From the Jewish Library: ‘The Rabbi’s Daughter’

The Rabbi’s Daughter, A Memoir by Reva Mann, (Dial Press, 2008)

By Sheila Orysiek 

Sheila Orysiek
Sheila Orysiek

RABBI'S DAUGHTERSAN DIEGO — Writing an unhappy review is never an easy or pleasant task.

Reva Mann makes the point (from the title onward) that she is the daughter and granddaughter of well known and respected rabbis.  Her constant reiteration of how important this lineage is in her life makes her decisions to reject what they taught her to be worthy in an ethical moral life all the more a conundrum – and a depravity.

Though the author uses the nom de plume “Reva Mann” (her real name, Reva Unterman) and changes the name of her grandfather (Isser Yehuda Unterman, former Chief Ashkenazi Rabbi of Israel) and father, (Morris Unterman, Rabbi of West End Marble Arch Synagogue, London) the reader would have no difficulty in discovering the true identities of all concerned.  Fortunately, neither of her illustrious forebears lived to read her book and if she truly loves and respects their memories, as she often states she does, she never would have included them in this sordid narrative.

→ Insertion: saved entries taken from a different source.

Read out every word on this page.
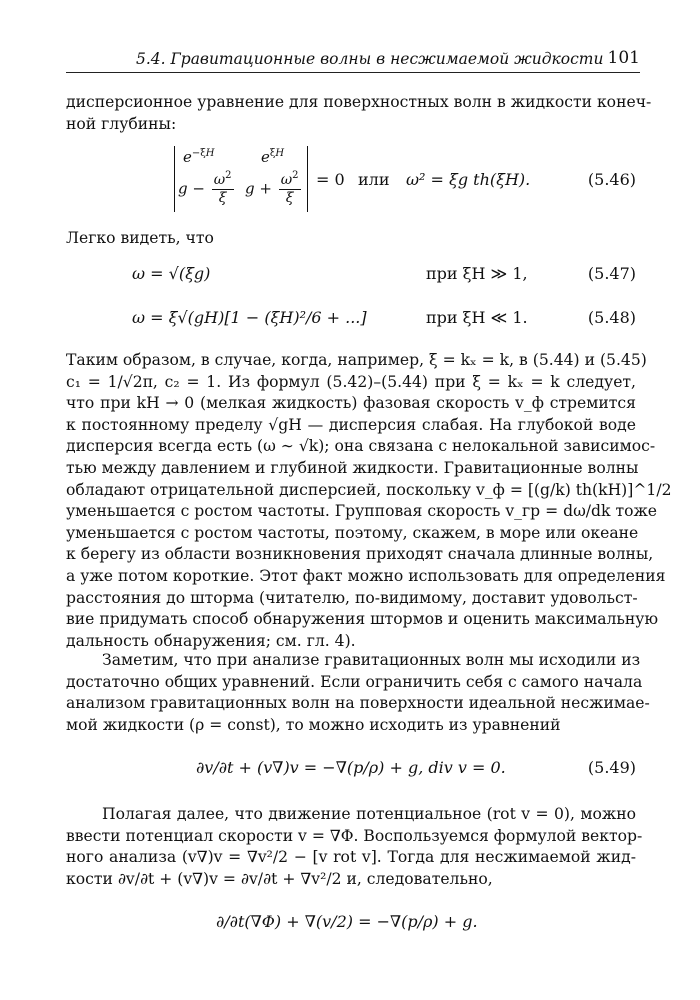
5.4. Гравитационные волны в несжимаемой жидкости 101

дисперсионное уравнение для поверхностных волн в жидкости конеч-
ной глубины:

$e^{-\xi H}$	$e^{\xi H}$
$g - \frac{\omega^2}{\xi}$ $g + \frac{\omega^2}{\xi} = 0$ или ω² = ξg th(ξH).	(5.46)

Легко видеть, что

ω = √(ξg)	при ξH ≫ 1,	(5.47)
ω = ξ√(gH)[1 − (ξH)²/6 + ...]	при ξH ≪ 1.	(5.48)

Таким образом, в случае, когда, например, ξ = kₓ = k, в (5.44) и (5.45)
c₁ = 1/√2π, c₂ = 1. Из формул (5.42)–(5.44) при ξ = kₓ = k следует,
что при kH → 0 (мелкая жидкость) фазовая скорость v_ф стремится
к постоянному пределу √gH — дисперсия слабая. На глубокой воде
дисперсия всегда есть (ω ∼ √k); она связана с нелокальной зависимос-
тью между давлением и глубиной жидкости. Гравитационные волны
обладают отрицательной дисперсией, поскольку v_ф = [(g/k) th(kH)]^1/2
уменьшается с ростом частоты. Групповая скорость v_гр = dω/dk тоже
уменьшается с ростом частоты, поэтому, скажем, в море или океане
к берегу из области возникновения приходят сначала длинные волны,
а уже потом короткие. Этот факт можно использовать для определения
расстояния до шторма (читателю, по-видимому, доставит удовольст-
вие придумать способ обнаружения штормов и оценить максимальную
дальность обнаружения; см. гл. 4).

Заметим, что при анализе гравитационных волн мы исходили из
достаточно общих уравнений. Если ограничить себя с самого начала
анализом гравитационных волн на поверхности идеальной несжимае-
мой жидкости (ρ = const), то можно исходить из уравнений

∂v/∂t + (v∇)v = −∇(p/ρ) + g, div v = 0.	(5.49)

Полагая далее, что движение потенциальное (rot v = 0), можно
ввести потенциал скорости v = ∇Φ. Воспользуемся формулой вектор-
ного анализа (v∇)v = ∇v²/2 − [v rot v]. Тогда для несжимаемой жид-
кости ∂v/∂t + (v∇)v = ∂v/∂t + ∇v²/2 и, следовательно,

∂/∂t(∇Φ) + ∇(v/2) = −∇(p/ρ) + g.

This autobiography has the potential to tell an interesting story about someone who chooses to join a lifestyle – ultra religious Orthodox Judaism –  that is often an enigma to many people.  However, almost immediately the reader becomes aware of Mann’s fixation on graphic descriptions of her sexual activities.  She either felt the need to write with obscene detail because she thought it would help to sell the book or it is evidence of her continuing need to satisfy her self proclaimed addictions.  The book could have been so much more; it is sad that the author chose to make it so much less.

Mann blames her rebellion, which includes eagerly defiling the Bima of her father’s synagogue,  on a somewhat emotionally detached father, a distracted mother, and the family sorrow over her sister who was mentally disabled at birth.   Her turn away from the values of her family leads to expulsion from a Jewish boarding school and to the self destructive world of drugs and gross sexual promiscuity.  Then, she moves from her home in London to Jerusalem to attend a school for a career in midwifery.  In a rather twisted attempt at redemption, she decides to embrace the strictest of Jewish Orthodoxy and seek a husband within that community – hoping he will lead her to a life of righteousness.

When after marrying a Torah scholar (and having three children), she finds she can no longer cope with the rigorous religious constraints – she handily blames her husband though she sought out that lifestyle – and him – fully aware of all that entailed.  She finds her former life of drugs and sex irresistible and she eagerly re-embraces it.  Out goes the husband (divorce), in comes the babysitter and off she goes with a man she barely knows to a life of wandering about with him.

There are further health and emotional challenges, including the boyfriend abandoning her.  The end of the book finds her on a trip to India with her children, still divorced, sitting in a Hasidic Succoth, and “happy.”

One cannot question a memoir – another person’s life is what it is.  But what I do question are the repeated detailed descriptions of her sexual appetites and encounters.  This degree of overwrought specificity goes well beyond necessity in any normal storytelling.  Thus, the entire memoir becomes tainted and the reader begins to question the writer’s intent.  It’s no longer about telling the story of her life – but becomes a part of her need to satiate  her addictions and the reader joins the list of her victims.